Governor Mary Fallin today signed House Bill 1965, making it illegal to text and drive in Oklahoma. HB 1965 makes texting while driving a primary offense, meaning law officers will be able to pull over anyone who is texting while operating a vehicle. The penalty will be $100.
The governor, during her State of the State address earlier this year, called on lawmakers to pass a texting while driving ban.
“Over a dozen Oklahomans die every year in accidents caused by drivers who are distracted by cell phones,” said Fallin. “Hundreds more are injured. Studies show that driving while texting can actually be more dangerous than driving drunk.”
“My hope is that this bill does more than just change the law,” Fallin said. “As a state, we need to change the way we think about texting while driving. The fact is it’s dangerous. If we can get people to think about it that way, we can drive more responsibly, save a lot of lives and make our roads much safer.”

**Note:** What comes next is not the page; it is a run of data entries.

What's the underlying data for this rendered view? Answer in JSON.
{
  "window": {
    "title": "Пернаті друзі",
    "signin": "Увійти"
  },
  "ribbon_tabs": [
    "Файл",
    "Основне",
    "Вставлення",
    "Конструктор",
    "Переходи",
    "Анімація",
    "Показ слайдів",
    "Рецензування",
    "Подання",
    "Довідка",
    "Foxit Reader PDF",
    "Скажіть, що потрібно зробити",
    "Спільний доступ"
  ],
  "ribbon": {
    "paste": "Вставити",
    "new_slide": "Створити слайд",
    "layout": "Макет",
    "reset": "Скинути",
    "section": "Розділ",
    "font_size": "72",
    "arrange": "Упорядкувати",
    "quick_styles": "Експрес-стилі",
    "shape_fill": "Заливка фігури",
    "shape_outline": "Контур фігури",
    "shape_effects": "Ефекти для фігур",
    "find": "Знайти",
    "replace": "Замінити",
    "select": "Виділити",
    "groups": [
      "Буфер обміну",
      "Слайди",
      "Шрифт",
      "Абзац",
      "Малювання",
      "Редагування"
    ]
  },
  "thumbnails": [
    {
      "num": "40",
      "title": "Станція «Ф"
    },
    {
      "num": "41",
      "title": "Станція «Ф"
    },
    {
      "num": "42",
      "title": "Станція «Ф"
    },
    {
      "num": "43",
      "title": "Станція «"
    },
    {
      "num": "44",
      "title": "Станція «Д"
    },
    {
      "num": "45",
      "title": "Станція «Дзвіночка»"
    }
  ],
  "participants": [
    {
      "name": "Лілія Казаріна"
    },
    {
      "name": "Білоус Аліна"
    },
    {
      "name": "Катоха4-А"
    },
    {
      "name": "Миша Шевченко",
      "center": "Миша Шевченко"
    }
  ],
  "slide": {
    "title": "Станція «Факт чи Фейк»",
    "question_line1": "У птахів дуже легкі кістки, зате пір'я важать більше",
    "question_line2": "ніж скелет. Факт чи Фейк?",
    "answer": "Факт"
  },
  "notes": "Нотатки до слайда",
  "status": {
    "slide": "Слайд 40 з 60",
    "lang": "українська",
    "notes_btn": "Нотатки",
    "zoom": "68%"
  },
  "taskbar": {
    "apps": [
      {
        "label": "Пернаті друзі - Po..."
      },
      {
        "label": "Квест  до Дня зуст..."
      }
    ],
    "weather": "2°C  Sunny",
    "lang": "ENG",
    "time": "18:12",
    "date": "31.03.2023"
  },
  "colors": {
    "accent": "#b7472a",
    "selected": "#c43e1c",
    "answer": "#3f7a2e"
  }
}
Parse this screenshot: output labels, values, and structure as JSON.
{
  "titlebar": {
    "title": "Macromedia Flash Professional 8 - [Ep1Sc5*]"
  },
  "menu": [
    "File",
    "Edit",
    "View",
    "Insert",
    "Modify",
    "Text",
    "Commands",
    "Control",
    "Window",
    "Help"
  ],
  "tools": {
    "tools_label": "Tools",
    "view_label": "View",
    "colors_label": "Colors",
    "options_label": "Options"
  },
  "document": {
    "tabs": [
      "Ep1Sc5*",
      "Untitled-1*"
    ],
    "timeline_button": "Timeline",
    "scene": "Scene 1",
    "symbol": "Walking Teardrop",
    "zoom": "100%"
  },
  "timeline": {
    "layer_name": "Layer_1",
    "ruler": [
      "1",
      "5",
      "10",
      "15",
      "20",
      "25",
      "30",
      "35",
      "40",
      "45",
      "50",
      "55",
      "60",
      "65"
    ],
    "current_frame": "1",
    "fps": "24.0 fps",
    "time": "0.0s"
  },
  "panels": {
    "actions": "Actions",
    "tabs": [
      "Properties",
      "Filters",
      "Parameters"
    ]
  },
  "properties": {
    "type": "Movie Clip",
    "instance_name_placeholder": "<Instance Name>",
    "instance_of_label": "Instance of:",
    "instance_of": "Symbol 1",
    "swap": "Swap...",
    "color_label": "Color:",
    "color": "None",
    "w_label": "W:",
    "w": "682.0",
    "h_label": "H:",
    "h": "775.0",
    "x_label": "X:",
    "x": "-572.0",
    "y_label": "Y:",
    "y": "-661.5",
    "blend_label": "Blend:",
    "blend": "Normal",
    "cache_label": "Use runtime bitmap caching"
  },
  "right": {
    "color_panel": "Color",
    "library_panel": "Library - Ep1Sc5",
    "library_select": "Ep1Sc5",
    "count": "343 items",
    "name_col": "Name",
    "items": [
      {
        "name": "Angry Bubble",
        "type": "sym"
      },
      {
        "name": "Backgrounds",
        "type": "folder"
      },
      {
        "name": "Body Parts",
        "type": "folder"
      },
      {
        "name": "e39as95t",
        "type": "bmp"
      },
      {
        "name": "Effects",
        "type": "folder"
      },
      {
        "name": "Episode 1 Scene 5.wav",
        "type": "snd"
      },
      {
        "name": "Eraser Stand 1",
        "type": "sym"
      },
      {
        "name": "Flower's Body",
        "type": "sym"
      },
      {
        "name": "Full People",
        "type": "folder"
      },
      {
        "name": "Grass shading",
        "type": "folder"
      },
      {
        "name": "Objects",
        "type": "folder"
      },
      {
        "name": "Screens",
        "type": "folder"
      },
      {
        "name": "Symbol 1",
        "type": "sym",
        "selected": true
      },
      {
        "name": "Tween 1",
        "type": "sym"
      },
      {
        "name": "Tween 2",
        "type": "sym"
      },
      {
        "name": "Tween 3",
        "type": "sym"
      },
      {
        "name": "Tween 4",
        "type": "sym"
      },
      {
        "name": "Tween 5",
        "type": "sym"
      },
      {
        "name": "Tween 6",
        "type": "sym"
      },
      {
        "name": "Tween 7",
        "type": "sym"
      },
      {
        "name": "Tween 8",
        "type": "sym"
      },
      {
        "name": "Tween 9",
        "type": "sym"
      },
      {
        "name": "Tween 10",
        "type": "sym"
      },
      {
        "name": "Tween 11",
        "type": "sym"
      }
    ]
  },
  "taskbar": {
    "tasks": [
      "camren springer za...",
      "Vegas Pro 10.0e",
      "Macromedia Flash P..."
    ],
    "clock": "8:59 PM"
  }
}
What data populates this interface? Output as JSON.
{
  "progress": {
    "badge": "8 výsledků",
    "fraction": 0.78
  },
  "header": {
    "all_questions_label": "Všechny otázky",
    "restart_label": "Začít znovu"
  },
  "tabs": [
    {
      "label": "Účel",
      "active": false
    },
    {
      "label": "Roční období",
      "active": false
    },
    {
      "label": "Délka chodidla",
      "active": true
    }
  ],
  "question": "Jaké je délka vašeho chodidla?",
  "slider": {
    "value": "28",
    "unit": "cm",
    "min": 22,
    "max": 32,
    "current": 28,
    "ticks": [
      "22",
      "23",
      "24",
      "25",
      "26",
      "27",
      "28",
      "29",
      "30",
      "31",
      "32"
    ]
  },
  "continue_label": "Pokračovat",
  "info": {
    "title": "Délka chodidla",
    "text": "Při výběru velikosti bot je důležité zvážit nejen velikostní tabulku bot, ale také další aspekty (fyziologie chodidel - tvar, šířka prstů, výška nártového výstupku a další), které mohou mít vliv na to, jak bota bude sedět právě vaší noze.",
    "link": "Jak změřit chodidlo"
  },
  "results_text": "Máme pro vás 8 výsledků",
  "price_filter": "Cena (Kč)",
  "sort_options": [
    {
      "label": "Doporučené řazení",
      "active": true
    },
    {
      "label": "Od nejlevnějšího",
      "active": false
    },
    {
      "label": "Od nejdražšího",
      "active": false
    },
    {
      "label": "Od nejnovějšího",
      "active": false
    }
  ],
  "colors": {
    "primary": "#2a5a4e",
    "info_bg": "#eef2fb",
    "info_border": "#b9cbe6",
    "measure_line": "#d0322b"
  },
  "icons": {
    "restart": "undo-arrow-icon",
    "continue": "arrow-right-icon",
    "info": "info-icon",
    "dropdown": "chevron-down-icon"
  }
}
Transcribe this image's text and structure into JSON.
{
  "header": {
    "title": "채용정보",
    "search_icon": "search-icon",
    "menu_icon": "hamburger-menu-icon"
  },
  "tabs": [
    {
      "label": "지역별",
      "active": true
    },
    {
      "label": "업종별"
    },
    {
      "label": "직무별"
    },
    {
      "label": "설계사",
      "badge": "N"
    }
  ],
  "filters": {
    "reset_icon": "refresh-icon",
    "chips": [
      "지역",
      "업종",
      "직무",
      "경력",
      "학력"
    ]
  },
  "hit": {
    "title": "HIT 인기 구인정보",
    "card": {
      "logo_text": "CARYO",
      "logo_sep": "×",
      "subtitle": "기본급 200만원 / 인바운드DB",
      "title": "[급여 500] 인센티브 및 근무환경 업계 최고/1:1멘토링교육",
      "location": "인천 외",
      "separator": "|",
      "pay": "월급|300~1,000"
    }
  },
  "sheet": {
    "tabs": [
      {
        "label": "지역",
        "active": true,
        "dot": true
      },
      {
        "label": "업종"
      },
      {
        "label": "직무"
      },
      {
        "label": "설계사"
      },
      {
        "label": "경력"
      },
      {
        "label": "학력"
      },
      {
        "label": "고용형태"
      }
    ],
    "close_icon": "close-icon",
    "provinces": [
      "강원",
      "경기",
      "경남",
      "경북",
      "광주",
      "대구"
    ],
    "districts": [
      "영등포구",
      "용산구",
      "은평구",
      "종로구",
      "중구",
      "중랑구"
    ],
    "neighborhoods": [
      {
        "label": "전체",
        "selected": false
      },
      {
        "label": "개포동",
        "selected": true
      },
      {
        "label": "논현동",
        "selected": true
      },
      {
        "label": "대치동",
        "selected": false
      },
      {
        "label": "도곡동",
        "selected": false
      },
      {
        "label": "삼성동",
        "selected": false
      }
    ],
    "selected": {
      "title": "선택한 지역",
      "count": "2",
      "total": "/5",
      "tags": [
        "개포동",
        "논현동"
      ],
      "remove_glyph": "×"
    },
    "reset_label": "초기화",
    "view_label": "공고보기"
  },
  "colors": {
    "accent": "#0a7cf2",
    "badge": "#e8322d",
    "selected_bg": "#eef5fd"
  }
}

HB 1965 is called the Trooper Nicholas Dees and Trooper Keith Burch Act of 2015, named for the two Oklahoma Highway Patrol troopers who were struck by a vehicle earlier this year while investigating an accident on Interstate 40 in Seminole County. Dees died at the scene, and Burch was hospitalized. The driver of the vehicle was using a smart phone at the time of the accident.
Several troopers attended today’s bill-signing as well as members of the Nicholas Dees and Keith Burch families, including retired Trooper Bruce Dees and Brandi Dees, the father and widow of Nicholas Dees, and Kayla Burch, the wife of Trooper Keith Burch. Trooper Burch was unable to attend because he still is undergoing rehabilitation for his injuries.
Oklahoma is the 46th state to pass legislation banning the practice of texting while driving.
HB 1965 contains exceptions for certain emergency situations and specifies it will not apply to devices operated in a voice-activated mode in which a driver’s hands would not be needed to write, send or read a text message.
HB 1965 was authored by Rep. Terry O’Donnell in the House and by the Committee on Public Safety in the Senate. It takes effect Nov. 1.